GaijinPunch has asked for the wisdom of the Perl Monks concerning the following question:

Okay, having serious issues here. I've tried the following:

use Unicode::Japanese; my $word = Unicode::Japanese->new($word, 'euc-jp')->get; # mangled
And this
use Encode qw/encode decode/; $word = from_to( "euc-jp", $word ); #from_to subroutine doesn't exist $word = encode( "euc-jp", $word ); # mangled


Seems the output isn't encoded in any valid encoding. Starting to run out of options here.

Replies are listed 'Best First'.
Re: Converting from UTF8->EUC-JP
by lestrrat (Deacon) on Jul 04, 2005 at 02:44 UTC

    from_to is not exported by default. it also encode/decodes strings *in-place*.

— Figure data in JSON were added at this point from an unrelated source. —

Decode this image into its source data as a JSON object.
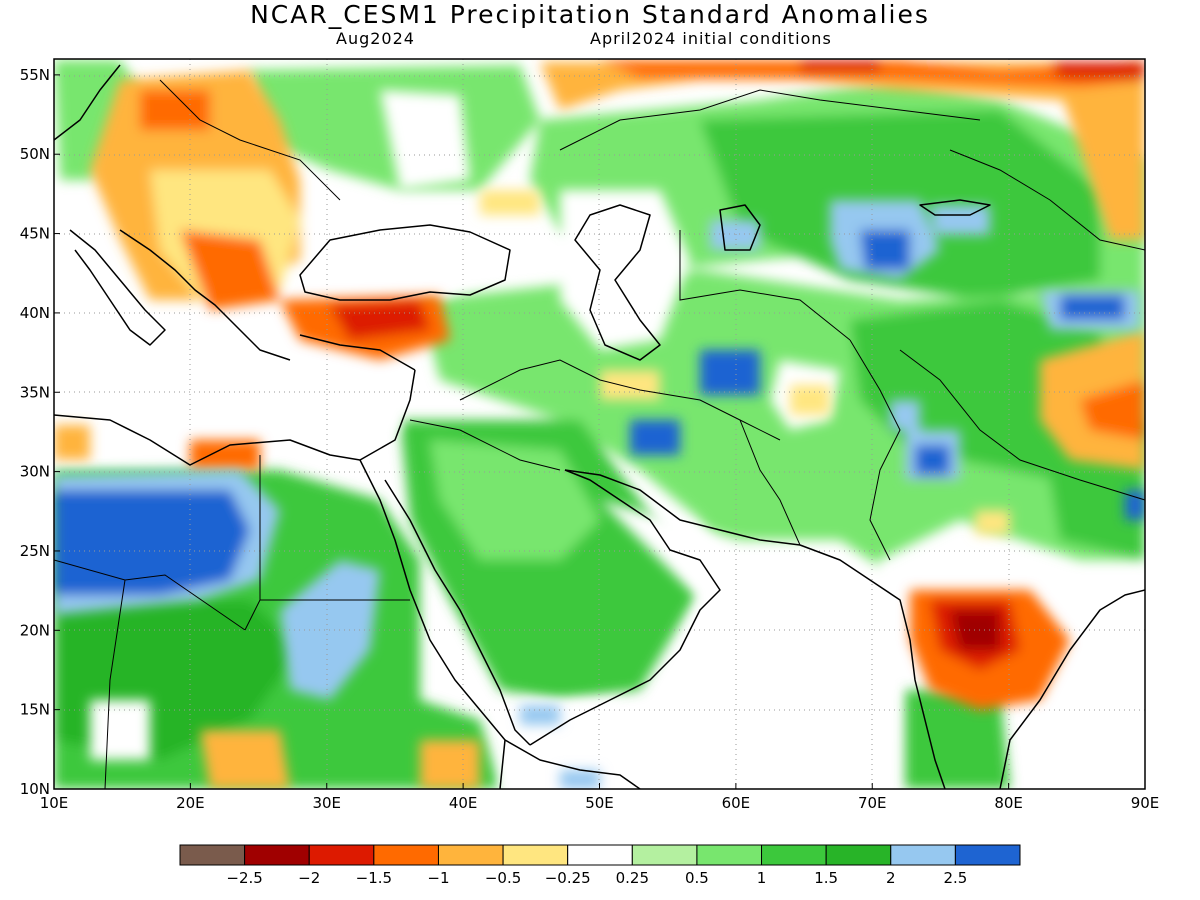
{
  "title": "NCAR_CESM1 Precipitation Standard Anomalies",
  "subtitle_left": "Aug2024",
  "subtitle_right": "April2024 initial conditions",
  "map": {
    "lon_range": [
      10,
      90
    ],
    "lat_range": [
      10,
      56
    ],
    "lat_ticks": [
      {
        "value": 55,
        "label": "55N"
      },
      {
        "value": 50,
        "label": "50N"
      },
      {
        "value": 45,
        "label": "45N"
      },
      {
        "value": 40,
        "label": "40N"
      },
      {
        "value": 35,
        "label": "35N"
      },
      {
        "value": 30,
        "label": "30N"
      },
      {
        "value": 25,
        "label": "25N"
      },
      {
        "value": 20,
        "label": "20N"
      },
      {
        "value": 15,
        "label": "15N"
      },
      {
        "value": 10,
        "label": "10N"
      }
    ],
    "lon_ticks": [
      {
        "value": 10,
        "label": "10E"
      },
      {
        "value": 20,
        "label": "20E"
      },
      {
        "value": 30,
        "label": "30E"
      },
      {
        "value": 40,
        "label": "40E"
      },
      {
        "value": 50,
        "label": "50E"
      },
      {
        "value": 60,
        "label": "60E"
      },
      {
        "value": 70,
        "label": "70E"
      },
      {
        "value": 80,
        "label": "80E"
      },
      {
        "value": 90,
        "label": "90E"
      }
    ]
  },
  "legend": {
    "colors": [
      "#7a5b4c",
      "#a00000",
      "#dd1a00",
      "#ff6a00",
      "#ffb43c",
      "#ffe680",
      "#ffffff",
      "#b4f0a0",
      "#78e66e",
      "#3cc83c",
      "#28b428",
      "#96c8f0",
      "#1e64d2"
    ],
    "labels": [
      "−2.5",
      "−2",
      "−1.5",
      "−1",
      "−0.5",
      "−0.25",
      "0.25",
      "0.5",
      "1",
      "1.5",
      "2",
      "2.5"
    ]
  }
}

    use Encode qw(from_to); from_to($word, 'utf8', 'euc-jp');

    On your second case, it depends. most likely cause is that $word isn't decoded into Perl's utf8 representation. You'd need to show more specific examples

      Very nice -- that did it. Much appreciated!
Re: Converting from UTF8->EUC-JP
by Anonymous Monk on Jul 04, 2005 at 02:48 UTC
    i'm just barely starting to understand encodings and how Perl handles them, so pardon the mess. i'm not sure why but this worked for me...
    $ perl -e 'print "\x30\x4b","\x00\x0a"' | iconv -f utf-16be -t utf-8 | + perl -MEncode=encode,decode -e '$x=<>;print encode("euc-jp",decode(" +utf8",$x))' | xxd 0000000: a4ab 0a ... $ gzcat /usr/share/i18n/charmaps/EUC-JP.gz | fgrep U304B <U304B> /xa4/xab HIRAGANA LETTER KA
    it looks like you need to inform Encode of the current encoding of your text somehow.